In fifth grade, Na’Zir McFadden broke plastic hangers and brought them to his band teacher, asking if he could conduct the school band using his “baton.”
“She never told me ‘no’ and she never said, ‘that’s not a baton,’ she kind of let my imagination go wild,” said McFadden, a senior music performance major.
After trading in his “hanger-batons” for a baton his friend gifted him, McFadden began seeking out every opportunity he could to gain experience conducting. These efforts led him to be named assistant conductor of the Detroit Symphony Orchestra and music director of the Detroit Symphony Youth Orchestra on April 6. He begins his new jobs at the Orchestra in September and is looking forward to shaping the next generation of classical musicians.
“I was in shock, a deep state of shock that I couldn’t really feel anything, and I’m still in a deep state of shock,” McFadden said. “I’m looking for apartments right now. It hasn’t hit me that I’m about to move.”
As assistant conductor at the Detroit Symphony Orchestra, McFadden is responsible for learning all of the music the Orchestra will use during their twice-a-week concerts and conducting 10 weeks of concerts, including pop and classical chamber concerts, he said. As music director, he decides what music the Symphony Youth Orchestra will play.
He hesitated to audition to be the assistant conductor because he accepted a position with the United States Navy Band, a band made up of Navy members, in 2021 as a clarinetist but decided to take a chance and apply anyway to see if he could get past the first stage of the application process, McFadden said.
Once he advanced to the final round, which includes an audition and interview, he realized he had a unique opportunity as a young Black conductor because most people like him do not make it this far, he said.
“I’m 21, I’m Black, I’m an inner-city Philadelphia kid, I went through the public schools, I’m from a single family household,” McFadden said. “You know, I’m not supposed to be the assistant conductor of the Detroit Symphony, I’m not supposed to have these opportunities.”
Less than 2 percent of musicians in major American orchestras are Black, WBUR reported.
After months of rehearsing with Philadelphia Ballet Music Director Beatrice Jona Affron, who he works with as the inaugural apprentice conductor for the 2021-2022 concert season, on Zoom, he flew to Detroit for his audition and interview in February.
McFadden received an email the next day from the Detroit Symphony Orchestra asking to speak with him in the middle of rehearsal at the Ballet but had to anxiously wait three hours until he was done to reply, McFadden said.
He joined a Zoom call in Affron’s office where the orchestra offered him both the assistant conductor position and the music director position and decided to take a leave of absence from Temple to accept the positions.
Affron was apprehensive about how the Zoom meeting was going and couldn’t resist poking her head into her office, she said. When McFadden gave her a thumbs up while he was talking, she knew he’d gotten the job.

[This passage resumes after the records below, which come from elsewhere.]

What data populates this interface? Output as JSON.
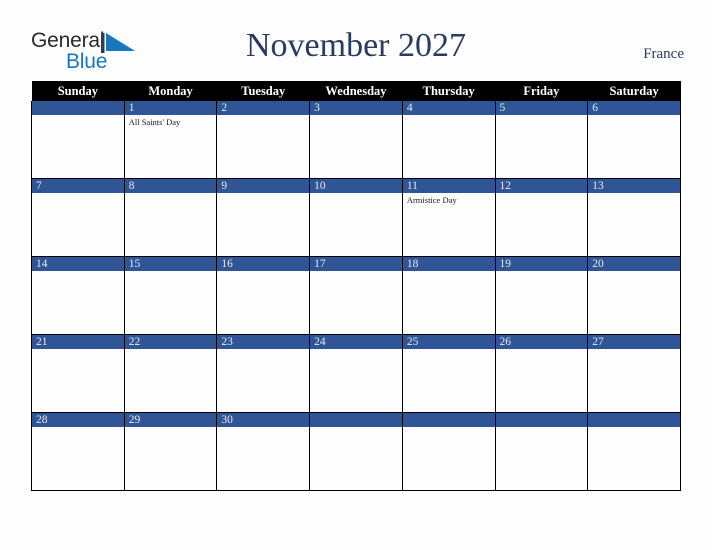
{
  "logo": {
    "word1": "General",
    "word2": "Blue",
    "mark_icon": "triangle-mark-icon",
    "word1_color": "#2b2b2b",
    "word2_color": "#1878bd",
    "mark_color": "#1878bd"
  },
  "header": {
    "title": "November 2027",
    "country": "France",
    "title_color": "#2b3b5e"
  },
  "calendar": {
    "weekday_headers": [
      "Sunday",
      "Monday",
      "Tuesday",
      "Wednesday",
      "Thursday",
      "Friday",
      "Saturday"
    ],
    "header_bg": "#000000",
    "header_text_color": "#ffffff",
    "daynum_bar_color": "#2f5596",
    "daynum_text_color": "#e8eaf0",
    "grid_line_color": "#000000",
    "cell_bg": "#fdfdfd",
    "weeks": [
      [
        {
          "day": "",
          "events": []
        },
        {
          "day": "1",
          "events": [
            "All Saints' Day"
          ]
        },
        {
          "day": "2",
          "events": []
        },
        {
          "day": "3",
          "events": []
        },
        {
          "day": "4",
          "events": []
        },
        {
          "day": "5",
          "events": []
        },
        {
          "day": "6",
          "events": []
        }
      ],
      [
        {
          "day": "7",
          "events": []
        },
        {
          "day": "8",
          "events": []
        },
        {
          "day": "9",
          "events": []
        },
        {
          "day": "10",
          "events": []
        },
        {
          "day": "11",
          "events": [
            "Armistice Day"
          ]
        },
        {
          "day": "12",
          "events": []
        },
        {
          "day": "13",
          "events": []
        }
      ],
      [
        {
          "day": "14",
          "events": []
        },
        {
          "day": "15",
          "events": []
        },
        {
          "day": "16",
          "events": []
        },
        {
          "day": "17",
          "events": []
        },
        {
          "day": "18",
          "events": []
        },
        {
          "day": "19",
          "events": []
        },
        {
          "day": "20",
          "events": []
        }
      ],
      [
        {
          "day": "21",
          "events": []
        },
        {
          "day": "22",
          "events": []
        },
        {
          "day": "23",
          "events": []
        },
        {
          "day": "24",
          "events": []
        },
        {
          "day": "25",
          "events": []
        },
        {
          "day": "26",
          "events": []
        },
        {
          "day": "27",
          "events": []
        }
      ],
      [
        {
          "day": "28",
          "events": []
        },
        {
          "day": "29",
          "events": []
        },
        {
          "day": "30",
          "events": []
        },
        {
          "day": "",
          "events": []
        },
        {
          "day": "",
          "events": []
        },
        {
          "day": "",
          "events": []
        },
        {
          "day": "",
          "events": []
        }
      ]
    ]
  }
}
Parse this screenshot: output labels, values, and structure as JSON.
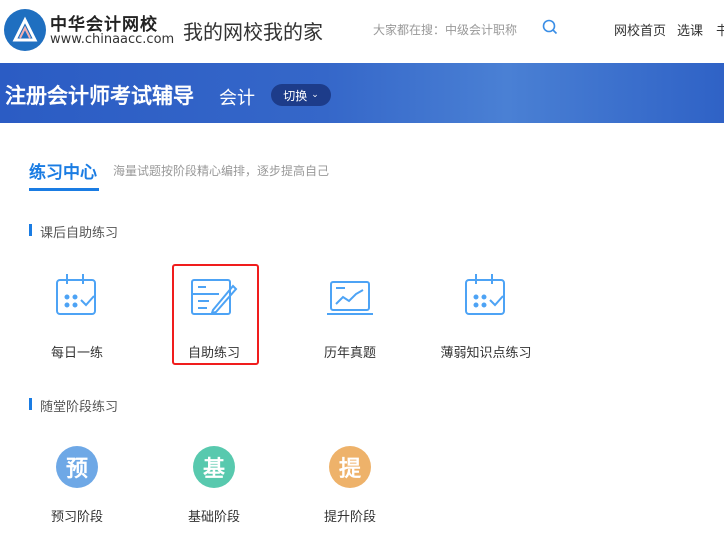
{
  "header": {
    "logo_name": "中华会计网校",
    "logo_url": "www.chinaacc.com",
    "slogan": "我的网校我的家",
    "search_hint": "大家都在搜：中级会计职称",
    "nav": [
      "网校首页",
      "选课",
      "书"
    ]
  },
  "banner": {
    "title": "注册会计师考试辅导",
    "subject": "会计",
    "switch_label": "切换"
  },
  "main": {
    "tab_title": "练习中心",
    "tab_desc": "海量试题按阶段精心编排，逐步提高自己",
    "section1": {
      "title": "课后自助练习",
      "items": [
        {
          "label": "每日一练",
          "icon": "calendar-check-icon"
        },
        {
          "label": "自助练习",
          "icon": "notepad-pen-icon"
        },
        {
          "label": "历年真题",
          "icon": "laptop-chart-icon"
        },
        {
          "label": "薄弱知识点练习",
          "icon": "calendar-check-icon"
        }
      ]
    },
    "section2": {
      "title": "随堂阶段练习",
      "items": [
        {
          "label": "预习阶段",
          "glyph": "预",
          "color": "#6ea8e6"
        },
        {
          "label": "基础阶段",
          "glyph": "基",
          "color": "#58c9ae"
        },
        {
          "label": "提升阶段",
          "glyph": "提",
          "color": "#eeb26a"
        }
      ]
    }
  },
  "colors": {
    "accent": "#1a7ce3",
    "highlight": "#f01d1d",
    "icon": "#4da3f5"
  }
}
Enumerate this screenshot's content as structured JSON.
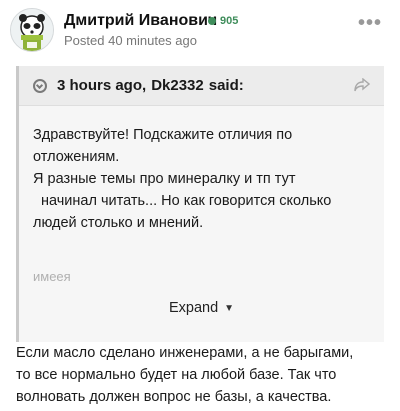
{
  "post": {
    "author": "Дмитрий Иванович",
    "reputation": "905",
    "posted": "Posted 40 minutes ago",
    "more_glyph": "•••"
  },
  "quote": {
    "time": "3 hours ago,",
    "user": "Dk2332",
    "said": "said:",
    "lines": [
      "Здравствуйте! Подскажите отличия по",
      "отложениям.",
      "Я разные темы про минералку и тп тут",
      "начинал читать... Но как говорится сколько",
      "людей столько и мнений."
    ],
    "faded_text": "имеея",
    "expand_label": "Expand"
  },
  "reply": {
    "lines": [
      "Если масло сделано инженерами, а не барыгами,",
      "то все нормально будет на любой базе. Так что",
      "волновать должен вопрос не базы, а качества."
    ]
  },
  "icons": {
    "avatar": "avatar-image",
    "reputation": "reputation-dot-icon",
    "quote": "quote-arrow-icon",
    "share": "share-arrow-icon",
    "expand": "caret-down-icon",
    "more": "more-options-icon"
  },
  "colors": {
    "reputation": "#3f8d5b",
    "quote_bg": "#f6f6f6",
    "quote_header_bg": "#ececec",
    "muted_text": "#777777"
  }
}
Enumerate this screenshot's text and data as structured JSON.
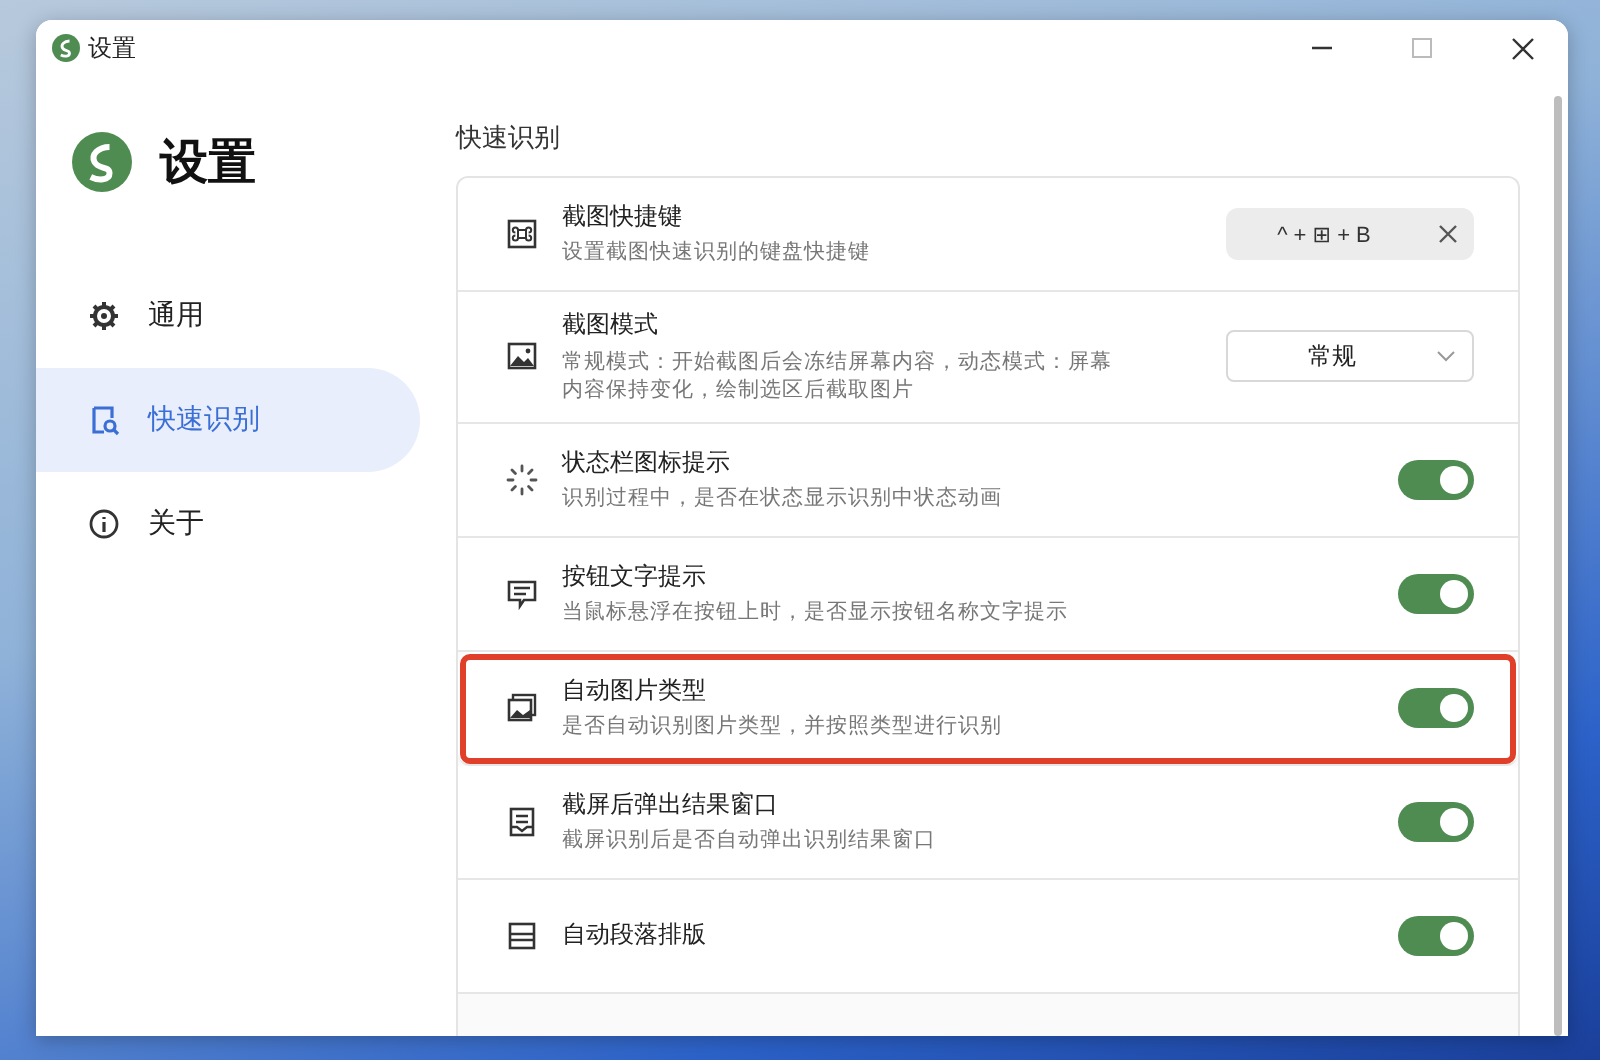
{
  "window": {
    "title": "设置"
  },
  "sidebar": {
    "title": "设置",
    "items": [
      {
        "label": "通用",
        "selected": false
      },
      {
        "label": "快速识别",
        "selected": true
      },
      {
        "label": "关于",
        "selected": false
      }
    ]
  },
  "section": {
    "title": "快速识别"
  },
  "rows": [
    {
      "kind": "shortcut",
      "title": "截图快捷键",
      "description": "设置截图快速识别的键盘快捷键",
      "value": "^ + ⊞ + B",
      "highlighted": false
    },
    {
      "kind": "dropdown",
      "title": "截图模式",
      "description": "常规模式：开始截图后会冻结屏幕内容，动态模式：屏幕内容保持变化，绘制选区后截取图片",
      "value": "常规",
      "highlighted": false
    },
    {
      "kind": "toggle",
      "title": "状态栏图标提示",
      "description": "识别过程中，是否在状态显示识别中状态动画",
      "on": true,
      "highlighted": false
    },
    {
      "kind": "toggle",
      "title": "按钮文字提示",
      "description": "当鼠标悬浮在按钮上时，是否显示按钮名称文字提示",
      "on": true,
      "highlighted": false
    },
    {
      "kind": "toggle",
      "title": "自动图片类型",
      "description": "是否自动识别图片类型，并按照类型进行识别",
      "on": true,
      "highlighted": true
    },
    {
      "kind": "toggle",
      "title": "截屏后弹出结果窗口",
      "description": "截屏识别后是否自动弹出识别结果窗口",
      "on": true,
      "highlighted": false
    },
    {
      "kind": "toggle",
      "title": "自动段落排版",
      "on": true,
      "highlighted": false
    }
  ]
}
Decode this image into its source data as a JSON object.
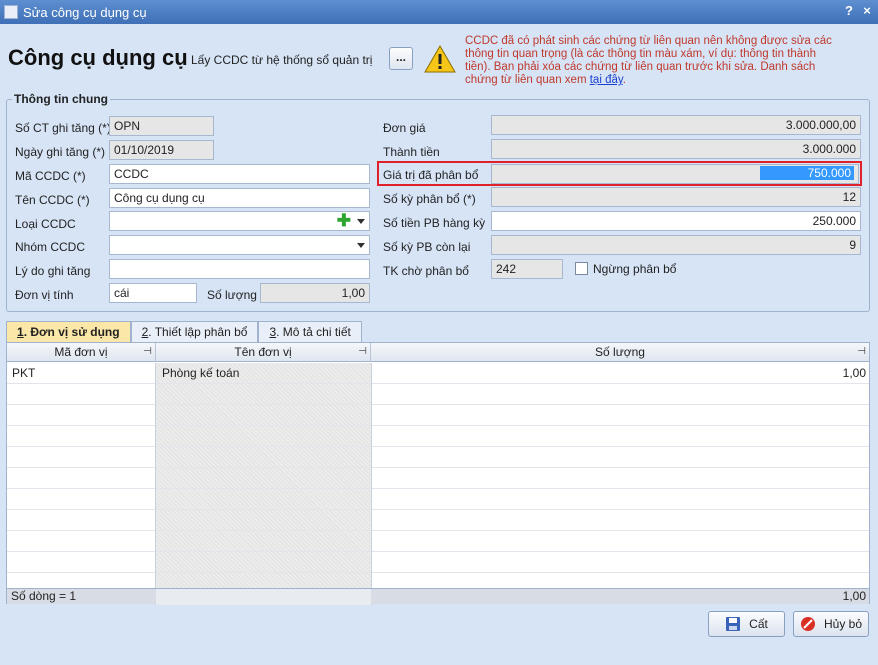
{
  "window": {
    "title": "Sửa công cụ dụng cụ",
    "help": "?",
    "close": "×"
  },
  "header": {
    "title": "Công cụ dụng cụ",
    "lay_label": "Lấy CCDC từ hệ thống sổ quản trị",
    "dots": "...",
    "warning_text": "CCDC đã có phát sinh các chứng từ liên quan nên không được sửa các thông tin quan trọng (là các thông tin màu xám, ví dụ: thông tin thành tiền). Bạn phải xóa các chứng từ liên quan trước khi sửa. Danh sách chứng từ liên quan xem",
    "warning_link": "tại đây",
    "warning_end": "."
  },
  "group": {
    "title": "Thông tin chung"
  },
  "left": {
    "so_ct_label": "Số CT ghi tăng (*)",
    "so_ct_value": "OPN",
    "ngay_label": "Ngày ghi tăng (*)",
    "ngay_value": "01/10/2019",
    "ma_label": "Mã CCDC (*)",
    "ma_value": "CCDC",
    "ten_label": "Tên CCDC (*)",
    "ten_value": "Công cụ dụng cụ",
    "loai_label": "Loại CCDC",
    "loai_value": "",
    "nhom_label": "Nhóm CCDC",
    "nhom_value": "",
    "lydo_label": "Lý do ghi tăng",
    "lydo_value": "",
    "dvt_label": "Đơn vị tính",
    "dvt_value": "cái",
    "sl_label": "Số lượng",
    "sl_value": "1,00"
  },
  "right": {
    "dongia_label": "Đơn giá",
    "dongia_value": "3.000.000,00",
    "thanhtien_label": "Thành tiền",
    "thanhtien_value": "3.000.000",
    "gtpb_label": "Giá trị đã phân bổ",
    "gtpb_value": "750.000",
    "soky_label": "Số kỳ phân bổ (*)",
    "soky_value": "12",
    "sotien_label": "Số tiền PB hàng kỳ",
    "sotien_value": "250.000",
    "conlai_label": "Số kỳ PB còn lại",
    "conlai_value": "9",
    "tk_label": "TK chờ phân bổ",
    "tk_value": "242",
    "ngung_label": "Ngừng phân bổ"
  },
  "tabs": [
    {
      "num": "1",
      "label": ". Đơn vị sử dụng"
    },
    {
      "num": "2",
      "label": ". Thiết lập phân bổ"
    },
    {
      "num": "3",
      "label": ". Mô tả chi tiết"
    }
  ],
  "grid": {
    "columns": [
      "Mã đơn vị",
      "Tên đơn vị",
      "Số lượng"
    ],
    "rows": [
      {
        "ma": "PKT",
        "ten": "Phòng kế toán",
        "sl": "1,00"
      }
    ],
    "footer_count": "Số dòng = 1",
    "footer_total": "1,00"
  },
  "buttons": {
    "save": "Cất",
    "cancel": "Hủy bỏ"
  }
}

“It was hard to keep it a secret, it was very very exciting news,” she said.
When he was 16 years old, McFadden and a group of friends asked Affron if they could sit in the orchestra pit and observe the “Nutcracker” because he wanted to see how music and dance work together. Affron said ‘yes’ and set up chairs for them in the back of the pit, Affron said.
After McFadden graduated high school in 2018, Affron invited him to apply for an apprenticeship as part of the Philadelphia Ballet’s Diversity, Equity, Inclusion and Access Portal, a task force created to make the Ballet more inclusive, which Affron is a member of, she said.
“I designed it really honestly with [McFadden] in mind because I knew he was around, I knew he still was very interested in being a conductor,” she said.
McFadden also studied under Gi Lee, an adjunct clarinet professor at Temple University, before taking his leave of absence.
Lee was impressed with McFadden’s hard work and talent and hopes they both can work together one day with McFadden conducting, he said.
McFadden is excited to work with the children in Symphony Youth Orchestra and share his story with them, which he hopes will show them anything is possible, he said.
“They’re the future of classical music, music in general, and having a direct impact – I couldn’t ask for anything more,” he said.